Der Mai war gekommen. Die Bäume schlugen aus. Da bleibe, wer Lust hat, mit Sorgen zu Haus. Sorgen hat man ja genug, aber zu Hause bleiben will man dann lieber doch nicht. Vor allem nicht im wunderschönen Monat Mai, als alle Knospen sprangen. Und so zog es denn auch den Verfasser dieser Zeilen kürzlich wieder nach Paris. Dass er nicht der Einzige sein würde, war ihm klar. Schon immer warnen Pariskundige die Reiselustigen davor, die französische Hauptstadt im Wonnemonat aufzusuchen. Schon immer hält sich keiner daran. Denn die Sehnsucht nach Paris, vor allem wenn es in Deutschland einfach nicht Frühling werden will, die ist eben größer als jede Vernunft.

So klappte denn der Verfasser dieser Zeilen, im Folgenden unumwunden „ich“ genannt, den jüngsten Roman des französischen Nobelpreisträgers Patrick Modiano energisch zu: „Wollen wir doch mal sehen!“ Denn Modiano hatte in „Die Tänzerin“ (Hanser Verlag, 98 Seiten, 20 Euro) dekretiert, die Stadt Paris habe sich so sehr verändert, „dass sie keinerlei Erinnerungen mehr in mir wachrief.“ Es sei für ihn vielmehr „eine fremde Stadt“. Sie gleiche, findet Modiano, der wie kein anderer lebender Franzose die Vergangenheit der Seine-Metropole magisch heraufzubeschwören weiß, „einem großen Vergnügungspark oder dem Duty-free-Bereich eines Flughafens“.

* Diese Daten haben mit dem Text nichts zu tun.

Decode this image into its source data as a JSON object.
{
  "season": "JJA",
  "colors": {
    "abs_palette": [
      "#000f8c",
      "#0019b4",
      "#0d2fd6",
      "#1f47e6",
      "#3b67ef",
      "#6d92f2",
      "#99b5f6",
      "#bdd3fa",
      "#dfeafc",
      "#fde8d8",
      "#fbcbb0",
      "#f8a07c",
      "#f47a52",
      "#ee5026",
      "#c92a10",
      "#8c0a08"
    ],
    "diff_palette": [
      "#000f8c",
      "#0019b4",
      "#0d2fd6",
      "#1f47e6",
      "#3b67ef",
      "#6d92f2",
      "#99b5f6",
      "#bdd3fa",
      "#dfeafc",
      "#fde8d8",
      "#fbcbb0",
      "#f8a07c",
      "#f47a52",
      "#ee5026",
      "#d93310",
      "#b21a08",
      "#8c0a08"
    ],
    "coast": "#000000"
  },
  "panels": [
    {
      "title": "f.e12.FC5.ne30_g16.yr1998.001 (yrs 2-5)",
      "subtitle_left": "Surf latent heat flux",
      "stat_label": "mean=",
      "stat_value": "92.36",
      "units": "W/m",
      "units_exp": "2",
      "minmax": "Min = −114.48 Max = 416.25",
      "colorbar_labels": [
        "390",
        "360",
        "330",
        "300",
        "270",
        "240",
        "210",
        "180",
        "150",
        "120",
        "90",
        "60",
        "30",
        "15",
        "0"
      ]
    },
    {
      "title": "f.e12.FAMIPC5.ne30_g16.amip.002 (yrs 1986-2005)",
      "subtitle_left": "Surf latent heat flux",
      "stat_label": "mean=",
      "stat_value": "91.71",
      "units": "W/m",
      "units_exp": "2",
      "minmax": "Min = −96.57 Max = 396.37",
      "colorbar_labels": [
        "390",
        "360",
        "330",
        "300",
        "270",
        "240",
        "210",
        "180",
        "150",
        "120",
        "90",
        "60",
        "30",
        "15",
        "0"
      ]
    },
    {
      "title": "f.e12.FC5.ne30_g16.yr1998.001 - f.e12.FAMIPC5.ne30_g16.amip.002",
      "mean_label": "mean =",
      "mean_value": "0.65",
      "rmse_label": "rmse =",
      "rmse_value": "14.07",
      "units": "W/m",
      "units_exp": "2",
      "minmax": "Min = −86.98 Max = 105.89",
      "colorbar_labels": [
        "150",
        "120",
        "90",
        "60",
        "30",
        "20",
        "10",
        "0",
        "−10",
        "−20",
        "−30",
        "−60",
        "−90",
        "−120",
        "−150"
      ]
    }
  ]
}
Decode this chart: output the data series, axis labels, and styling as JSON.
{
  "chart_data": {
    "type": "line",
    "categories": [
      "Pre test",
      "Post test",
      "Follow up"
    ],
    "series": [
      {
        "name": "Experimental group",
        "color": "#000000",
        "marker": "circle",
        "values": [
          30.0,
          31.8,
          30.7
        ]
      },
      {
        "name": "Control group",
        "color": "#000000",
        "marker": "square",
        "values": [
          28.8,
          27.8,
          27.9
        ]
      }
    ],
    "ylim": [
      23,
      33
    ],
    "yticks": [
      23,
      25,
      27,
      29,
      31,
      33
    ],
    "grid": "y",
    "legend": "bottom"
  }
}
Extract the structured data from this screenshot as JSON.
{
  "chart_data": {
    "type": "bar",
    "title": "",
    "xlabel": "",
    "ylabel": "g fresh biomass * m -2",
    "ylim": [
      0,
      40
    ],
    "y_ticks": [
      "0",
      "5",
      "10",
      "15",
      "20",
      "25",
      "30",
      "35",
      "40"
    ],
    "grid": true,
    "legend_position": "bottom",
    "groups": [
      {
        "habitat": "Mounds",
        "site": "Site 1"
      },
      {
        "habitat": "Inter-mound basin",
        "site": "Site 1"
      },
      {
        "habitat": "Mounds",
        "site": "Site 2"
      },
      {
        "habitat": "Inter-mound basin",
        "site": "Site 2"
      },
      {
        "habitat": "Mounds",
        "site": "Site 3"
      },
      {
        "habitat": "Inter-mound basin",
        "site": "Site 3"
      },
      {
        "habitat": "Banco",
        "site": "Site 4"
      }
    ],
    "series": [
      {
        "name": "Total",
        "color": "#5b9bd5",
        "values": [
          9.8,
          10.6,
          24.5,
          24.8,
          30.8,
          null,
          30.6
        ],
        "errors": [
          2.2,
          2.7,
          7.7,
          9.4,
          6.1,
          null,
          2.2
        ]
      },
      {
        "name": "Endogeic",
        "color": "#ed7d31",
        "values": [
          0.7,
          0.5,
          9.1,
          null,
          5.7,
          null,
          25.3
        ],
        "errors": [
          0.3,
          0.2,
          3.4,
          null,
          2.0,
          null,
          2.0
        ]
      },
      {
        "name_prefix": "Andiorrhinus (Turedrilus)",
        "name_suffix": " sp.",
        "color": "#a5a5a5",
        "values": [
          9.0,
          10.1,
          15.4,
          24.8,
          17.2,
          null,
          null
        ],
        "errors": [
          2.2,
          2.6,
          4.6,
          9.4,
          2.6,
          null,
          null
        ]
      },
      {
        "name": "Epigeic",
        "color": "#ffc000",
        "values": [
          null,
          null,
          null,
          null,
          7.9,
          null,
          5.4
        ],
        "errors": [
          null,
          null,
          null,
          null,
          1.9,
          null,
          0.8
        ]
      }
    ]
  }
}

Nanu? Verändert? Ich dachte immer, Paris sei die Stadt des „Noch“! Als solche hat sie jedenfalls vor ziemlich genau hundert Jahren Kurt Tucholsky bezeichnet. Er meinte damit: Es ist alles noch da. Paris noch immer die schönste Stadt der Welt, noch immer die Hauptstadt der Zivilisation, noch immer der Ort, an dem sich die kleinen Dinge verändern, damit die großen bleiben können, wie sie sind. Auch andere Paris-Enthusiasten jener Jahre – Joseph Roth oder Friedrich Sieburg –, die hier als Korrespondenten für deutsche Zeitungen lebten und schrieben, sahen das so.

Unvergessliche Erinnerungen an das Quartier Latin

Und ich nicht minder. Als ich vor 45 Jahren für ein Schuljahr als Lehrer am Pariser Gymnasium Henri IV vom Neckar an die Seine wechselte, wurde da zwar gerade der Film „La Boum“ (Die Fete) gedreht. Aber die Großmutter (Denise Grey) der jungen Hauptdarstellerin Sophie Marceau, die hier das Leben und die Liebe kennenlernt, war schon zu Tucholskys Zeiten ein Star gewesen. Ich habe sie zwar nicht mehr auf der Bühne gesehen. Dafür aber Madeleine Renaud, Edwige Feuillère und Maria Casarès. Sie waren die großen Filmheroinen der 1930er- und 1940er-Jahre gewesen, aber ein halbes Jahrhundert später immer noch die Knüller der Saison, wenn sie irgendwo auftraten. Renaud in „Savannah Bay“ von Marguerite Duras, Feuillère in Anouilhs „Léocadia“ oder Casarès in Chéreaus „Peer Gynt“-Inszenierung: unvergessliche Erinnerungen und mir noch sehr präsent!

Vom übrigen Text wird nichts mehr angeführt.